Днем снова привели в ту же комнату на втором этаже.

— Ну вот, — сказал Караваев, — теперь можно и покалякать. Не вспомнили, при каких обстоятельствах познакомились с гражданкой Казарозой-Шершневой?

Семченко в нескольких словах рассказал, как было дело, и увидел: не верят.

— Если так просто, — усмехнулся Ванечка, — почему вчера не стали рассказывать? Или ночью придумали? А я сегодня с утра потолковал кое с кем в редакции и любопытная, знаете, выяснилась подробность. Оказывается, вы приглашали коллег в Стефановское училище послушать Казарозу еще до того, как встретились с ней в театре. Значит, были уверены, что она вам не откажет. Откуда такая уверенность? Может, раньше тоже встречались, не только в театре?

— Я уже сказал: в Питере, в восемнадцатом году.

— Слушай, Семченко, — предложил Караваев, — давай-ка по-хорошему. Чего комедь ломать? Ты в городе человек известный, отзывы о тебе самые положительные. И ребята есть, которые с тобой на глазовском направлении воевали. Веньку Леготкина из угрозыска знаешь? Он за тебя всем нам головы поотрывать грозится.

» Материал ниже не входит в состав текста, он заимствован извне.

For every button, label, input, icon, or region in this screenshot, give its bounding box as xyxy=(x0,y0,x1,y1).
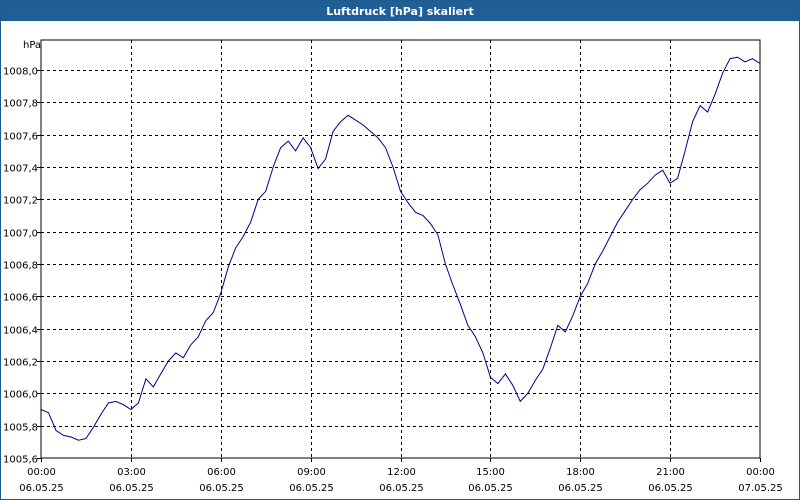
x-tick-label-date: 06.05.25 xyxy=(289,483,334,494)
y-tick-label: 1005,6 xyxy=(3,455,38,466)
x-tick-label-time: 06:00 xyxy=(207,467,236,478)
y-tick-label: 1007,0 xyxy=(3,229,38,240)
x-tick-label-time: 00:00 xyxy=(27,467,56,478)
x-tick-label-time: 09:00 xyxy=(297,467,326,478)
y-tick-label: 1008,0 xyxy=(3,67,38,78)
x-tick-label-time: 18:00 xyxy=(566,467,595,478)
x-tick-label-date: 06.05.25 xyxy=(199,483,244,494)
x-axis: 00:00 06.05.25 03:00 06.05.25 06:00 06.05.25 0… xyxy=(19,458,783,494)
x-tick-label-time: 12:00 xyxy=(387,467,416,478)
y-axis-unit-label: hPa xyxy=(23,40,41,51)
y-tick-label: 1006,4 xyxy=(3,326,38,337)
y-tick-label: 1005,8 xyxy=(3,423,38,434)
y-tick-label: 1007,6 xyxy=(3,132,38,143)
x-tick-label-date: 06.05.25 xyxy=(379,483,424,494)
x-tick-label-time: 15:00 xyxy=(476,467,505,478)
y-tick-label: 1006,2 xyxy=(3,358,38,369)
x-tick-label-date: 07.05.25 xyxy=(738,483,783,494)
pressure-chart: 1005,6 1005,8 1006,0 1006,2 1006,4 1006,6 1006… xyxy=(3,39,783,494)
chart-window: Luftdruck [hPa] skaliert 1005,6 1005,8 100… xyxy=(0,0,800,500)
x-tick-label-time: 00:00 xyxy=(746,467,775,478)
x-tick-label-time: 21:00 xyxy=(656,467,685,478)
plot-area xyxy=(40,39,761,459)
y-axis: 1005,6 1005,8 1006,0 1006,2 1006,4 1006,6 1006… xyxy=(3,67,41,466)
y-tick-label: 1007,8 xyxy=(3,99,38,110)
x-tick-label-date: 06.05.25 xyxy=(558,483,603,494)
x-tick-label-date: 06.05.25 xyxy=(19,483,64,494)
x-tick-label-time: 03:00 xyxy=(117,467,146,478)
y-tick-label: 1007,2 xyxy=(3,196,38,207)
y-tick-label: 1006,6 xyxy=(3,293,38,304)
x-tick-label-date: 06.05.25 xyxy=(109,483,154,494)
y-tick-label: 1006,8 xyxy=(3,261,38,272)
x-tick-label-date: 06.05.25 xyxy=(468,483,513,494)
y-tick-label: 1006,0 xyxy=(3,390,38,401)
y-tick-label: 1007,4 xyxy=(3,164,38,175)
chart-title: Luftdruck [hPa] skaliert xyxy=(1,1,799,21)
x-tick-label-date: 06.05.25 xyxy=(648,483,693,494)
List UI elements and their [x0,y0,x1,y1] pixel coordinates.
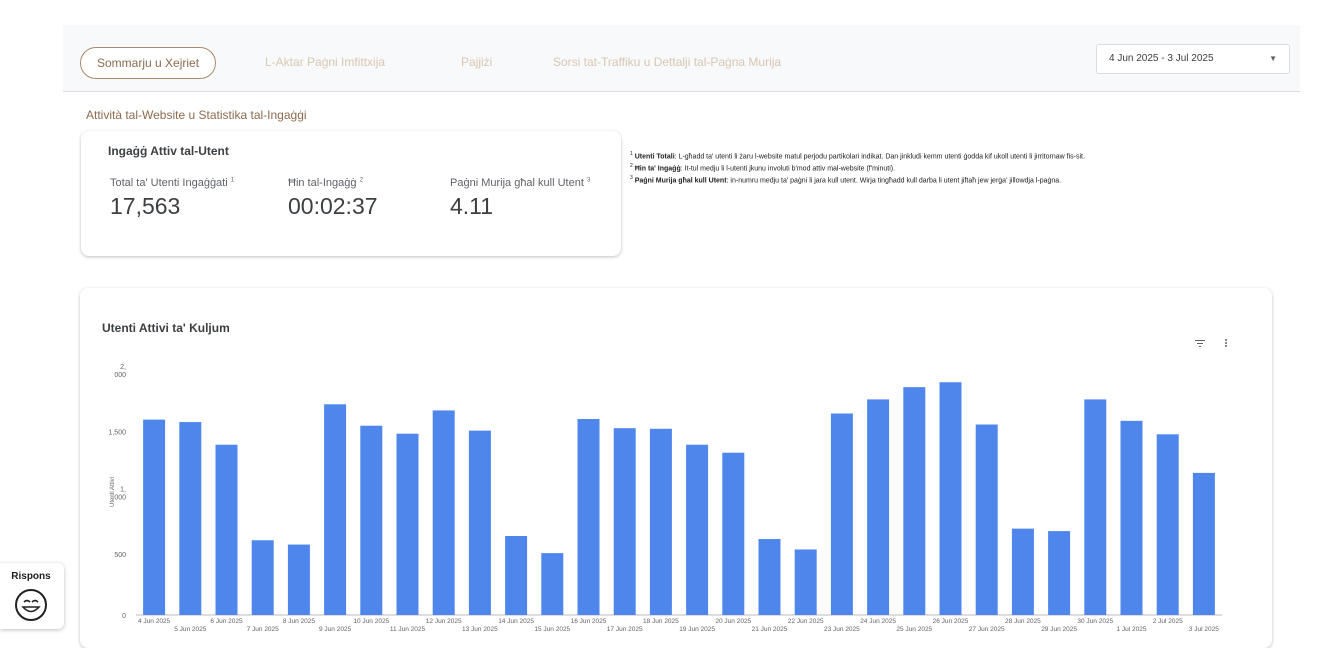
dropdown-caret-icon: ▼ [1269,54,1277,63]
bar [686,444,709,615]
bar [215,444,238,615]
x-tick-label: 15 Jun 2025 [534,626,570,633]
kpi-label: Paġni Murija għal kull Utent 3 [450,177,591,189]
bar [324,404,347,615]
y-tick-label: 500 [114,552,126,559]
bar [143,419,166,615]
x-tick-label: 2 Jul 2025 [1153,618,1183,625]
kpi-label: Total ta' Utenti Ingaġġati 1 [110,177,235,189]
bar [287,544,310,615]
bar [396,433,419,615]
bar [830,413,853,615]
bar-chart: 0 500 1, 000 1,500 2, 000 Utenti Attivi 4 Jun 20… [108,364,1222,633]
tab-traffic-sources[interactable]: Sorsi tat-Traffiku u Dettalji tal-Paġna … [553,47,781,77]
kpi-value: 17,563 [110,193,181,219]
bar [649,428,672,615]
kpi-total-users: Total ta' Utenti Ingaġġati 1 17,563 [110,177,234,220]
daily-active-users-card: Utenti Attivi ta' Kuljum 0 500 1, 000 1,500 2… [80,288,1272,648]
bar [903,387,926,615]
response-button[interactable]: Rispons [0,563,64,629]
bar [505,535,528,615]
x-tick-label: 24 Jun 2025 [860,618,896,625]
x-tick-label: 16 Jun 2025 [571,618,607,625]
metric-footnotes: 1 Utenti Totali: L-għadd ta' utenti li ż… [630,150,1270,185]
kpi-card-title: Ingaġġ Attiv tal-Utent [108,144,229,158]
report-nav-bar: Sommarju u Xejriet L-Aktar Paġni Imfittx… [63,25,1300,92]
x-tick-label: 28 Jun 2025 [1005,618,1041,625]
bar [541,553,564,615]
x-tick-label: 8 Jun 2025 [283,618,316,625]
kpi-pages-per-user: Paġni Murija għal kull Utent 3 4.11 [450,177,590,220]
y-tick-label: 1,500 [108,429,126,436]
y-axis-label: Utenti Attivi [110,477,116,507]
bar [1120,420,1143,615]
bar [360,425,383,615]
y-tick-label: 0 [122,613,126,620]
y-tick-label: 1, 000 [114,487,126,502]
x-tick-label: 7 Jun 2025 [247,626,280,633]
x-tick-label: 10 Jun 2025 [353,618,389,625]
footnote: 2 Ħin ta' Ingaġġ: It-tul medju li l-uten… [630,162,896,173]
date-range-value: 4 Jun 2025 - 3 Jul 2025 [1109,53,1214,64]
engagement-kpi-card: Ingaġġ Attiv tal-Utent Total ta' Utenti … [81,131,621,256]
bar [468,430,491,615]
date-range-picker[interactable]: 4 Jun 2025 - 3 Jul 2025 ▼ [1096,44,1290,74]
bar [939,382,962,615]
bar [758,539,781,615]
x-tick-label: 14 Jun 2025 [498,618,534,625]
x-tick-label: 4 Jun 2025 [138,618,171,625]
x-tick-label: 19 Jun 2025 [679,626,715,633]
x-tick-label: 21 Jun 2025 [752,626,788,633]
bar [794,549,817,615]
bar [722,452,745,615]
x-tick-label: 27 Jun 2025 [969,626,1005,633]
x-tick-label: 25 Jun 2025 [896,626,932,633]
bar [613,428,636,615]
footnote: 1 Utenti Totali: L-għadd ta' utenti li ż… [630,151,1085,161]
bar [432,410,455,615]
tab-summary[interactable]: Sommarju u Xejriet [80,47,217,79]
x-tick-label: 17 Jun 2025 [607,626,643,633]
x-tick-label: 12 Jun 2025 [426,618,462,625]
tab-countries[interactable]: Pajjiżi [461,47,492,77]
tab-top-pages[interactable]: L-Aktar Paġni Imfittxija [265,47,385,77]
x-tick-label: 18 Jun 2025 [643,618,679,625]
smiley-icon [15,589,47,621]
kpi-value: 00:02:37 [288,193,378,219]
x-tick-label: 9 Jun 2025 [319,626,352,633]
x-tick-label: 3 Jul 2025 [1189,626,1219,633]
x-tick-label: 30 Jun 2025 [1077,618,1113,625]
bar [251,540,274,615]
bar [867,399,890,615]
section-title: Attività tal-Website u Statistika tal-In… [86,108,307,122]
x-tick-label: 11 Jun 2025 [390,626,426,633]
bar [1048,531,1071,615]
x-tick-label: 20 Jun 2025 [715,618,751,625]
x-tick-label: 6 Jun 2025 [210,618,243,625]
kpi-value: 4.11 [450,193,494,219]
x-tick-label: 5 Jun 2025 [174,626,207,633]
bar [975,424,998,615]
bar [179,422,202,615]
bar [1156,434,1179,615]
bar [1192,472,1215,615]
x-tick-label: 29 Jun 2025 [1041,626,1077,633]
x-tick-label: 26 Jun 2025 [933,618,969,625]
bar [1084,399,1107,615]
x-tick-label: 23 Jun 2025 [824,626,860,633]
kpi-engagement-time: Ħin tal-Ingaġġ 2 00:02:37 [288,177,378,220]
footnote: 3 Paġni Murija għal kull Utent: in-numru… [630,174,1062,184]
y-tick-label: 2, 000 [114,364,126,379]
x-tick-label: 22 Jun 2025 [788,618,824,625]
x-tick-label: 13 Jun 2025 [462,626,498,633]
kpi-label: Ħin tal-Ingaġġ 2 [288,177,363,189]
x-tick-label: 1 Jul 2025 [1117,626,1147,633]
bar [577,419,600,615]
bar [1011,528,1034,615]
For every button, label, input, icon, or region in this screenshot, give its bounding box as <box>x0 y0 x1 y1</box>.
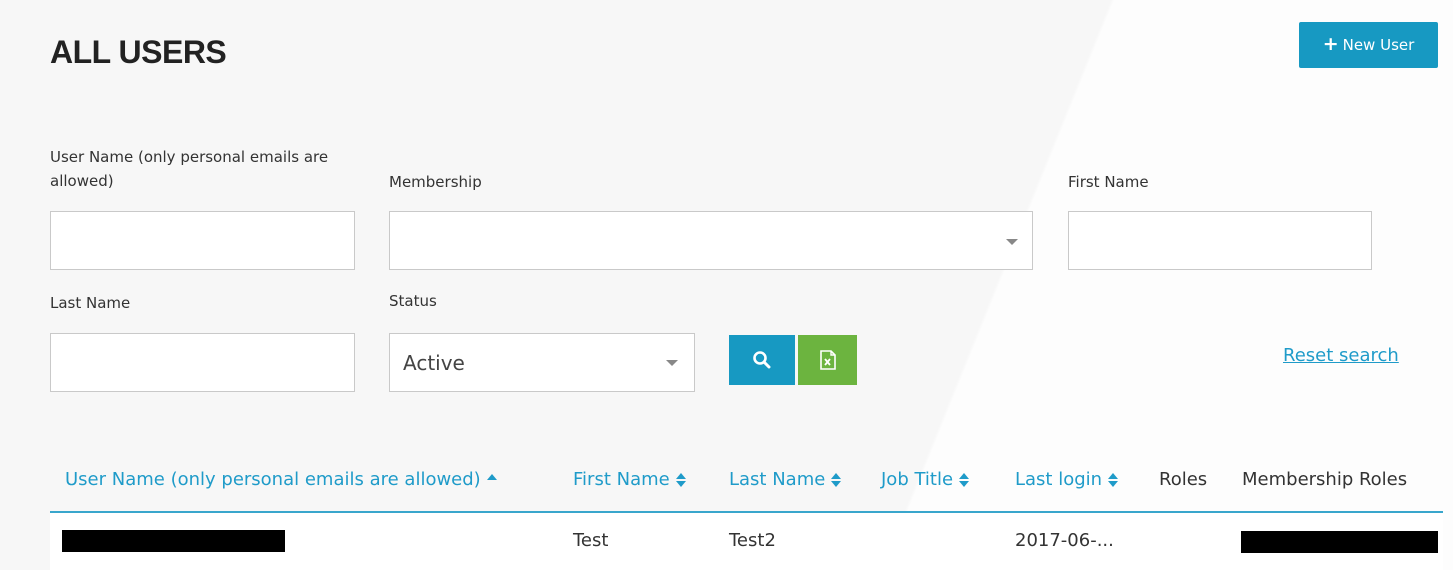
column-header-label: Last login <box>1015 469 1103 490</box>
plus-icon: + <box>1322 32 1339 55</box>
lastname-filter-input[interactable] <box>51 334 354 391</box>
column-header-last-name[interactable]: Last Name <box>729 469 842 490</box>
status-filter-label: Status <box>389 292 437 310</box>
status-select[interactable]: Active <box>389 333 695 392</box>
username-filter-field[interactable] <box>50 211 355 270</box>
column-header-first-name[interactable]: First Name <box>573 469 686 490</box>
firstname-filter-input[interactable] <box>1069 212 1371 269</box>
page: ALL USERS + New User User Name (only per… <box>0 0 1453 570</box>
redacted-membership-roles <box>1241 531 1438 553</box>
membership-filter-label: Membership <box>389 173 482 191</box>
column-header-label: Membership Roles <box>1242 469 1408 490</box>
page-title: ALL USERS <box>50 34 227 70</box>
cell-first-name: Test <box>573 530 609 551</box>
reset-search-link[interactable]: Reset search <box>1283 345 1399 366</box>
chevron-down-icon <box>666 360 678 366</box>
search-icon <box>753 351 771 369</box>
chevron-down-icon <box>1006 239 1018 245</box>
sort-icon <box>1108 472 1119 487</box>
column-header-label: Roles <box>1159 469 1208 490</box>
column-header-label: Job Title <box>881 469 954 490</box>
lastname-filter-field[interactable] <box>50 333 355 392</box>
username-filter-input[interactable] <box>51 212 354 269</box>
membership-select[interactable] <box>389 211 1033 270</box>
firstname-filter-field[interactable] <box>1068 211 1372 270</box>
sort-ascending-icon <box>486 473 497 480</box>
cell-last-login: 2017-06-... <box>1015 530 1114 551</box>
cell-last-name: Test2 <box>729 530 776 551</box>
column-header-label: User Name (only personal emails are allo… <box>65 469 481 490</box>
sort-icon <box>959 472 970 487</box>
column-header-membership-roles: Membership Roles <box>1242 469 1407 490</box>
new-user-label: New User <box>1342 36 1415 54</box>
column-header-last-login[interactable]: Last login <box>1015 469 1119 490</box>
sort-icon <box>831 472 842 487</box>
column-header-username[interactable]: User Name (only personal emails are allo… <box>65 469 497 490</box>
search-button[interactable] <box>729 335 795 385</box>
status-select-value: Active <box>403 351 465 375</box>
lastname-filter-label: Last Name <box>50 294 131 312</box>
redacted-username <box>62 530 285 552</box>
sort-icon <box>675 472 686 487</box>
column-header-label: First Name <box>573 469 670 490</box>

— Дерьмо он, ваш Леготкин, — сказал Семченко. — Всю прошлую зиму в агитотделе просидел. Герой! Листовки сочинял да бутылки из маузера кокал.

— Ну, это другой разговор. Короче, знают тебя за честного борца.

— Что ж вы меня держите тут вместе со всякими контриками?

— А ты не обижайся, — посоветовал Караваев. — Сейчас обижается знаешь кто? Враги. А мы с тобой права не имеем обижаться. Посадят меня завтра на твое место, нисколько не обижусь. Не веришь?

— Не верю, — сказал Семченко.

— Честное слово, не обижусь. Потому что момент, сам понимаешь, тяжелый. Какие могут быть обиды? Разберемся и отпустим, если ошибка вышла. А Пустыреву я лично доложу: ошибка, мол, и вы товарищу Семченко доверяйте по-прежнему, как доверяли.

— Переписка у вас в клубе как организована? — спросил Ванечка.

Семченко объяснил, что в централизованном порядке: письма обязательно отправляются с печатью клуба, которая хранится у секретаря, причем текст пишется в двух экземплярах, и копия навечно остается в клубном архиве. Этому порядку Семченко хотя и подчинялся, но не одобрял его — канцелярия у Багина, как в губернской управе.

— Смотри-ка, обзавелись! — удивился Караваев. — И чего вы пишете-то друг другу?

— На ихнем эсперанто что ни напиши, — вставил Ванечка, — все будто со значением выходит, всякая чепуха.

— Потому и пишем.

Семченко давно догадался, что на чужом языке, полупонятном, любая мысль весомее кажется, чем на своем, родном, ведь ее через труд понимаешь, через усилие, и относишься к ней серьезнее. Действительно, что ни напиши, все как откровение.

— На печати вашего клуба изображение пятиконечной звезды в круге и латинская надпись «эсперо»? — продолжал спрашивать Ванечка. — Правильно? Так вот, письмо с такой печатью было нами обнаружено при обыске на петроградской квартире Алферьева. Он же Токмаков, Струков, Инин.

— Письмо на эсперанто?

— Да уж не на церковнославянском… Мне его перевели.

— И о чем оно?

— О правилах написания на эсперанто русских и польских имен собственных. Но, возможно, это шифр… Вот, взгляните.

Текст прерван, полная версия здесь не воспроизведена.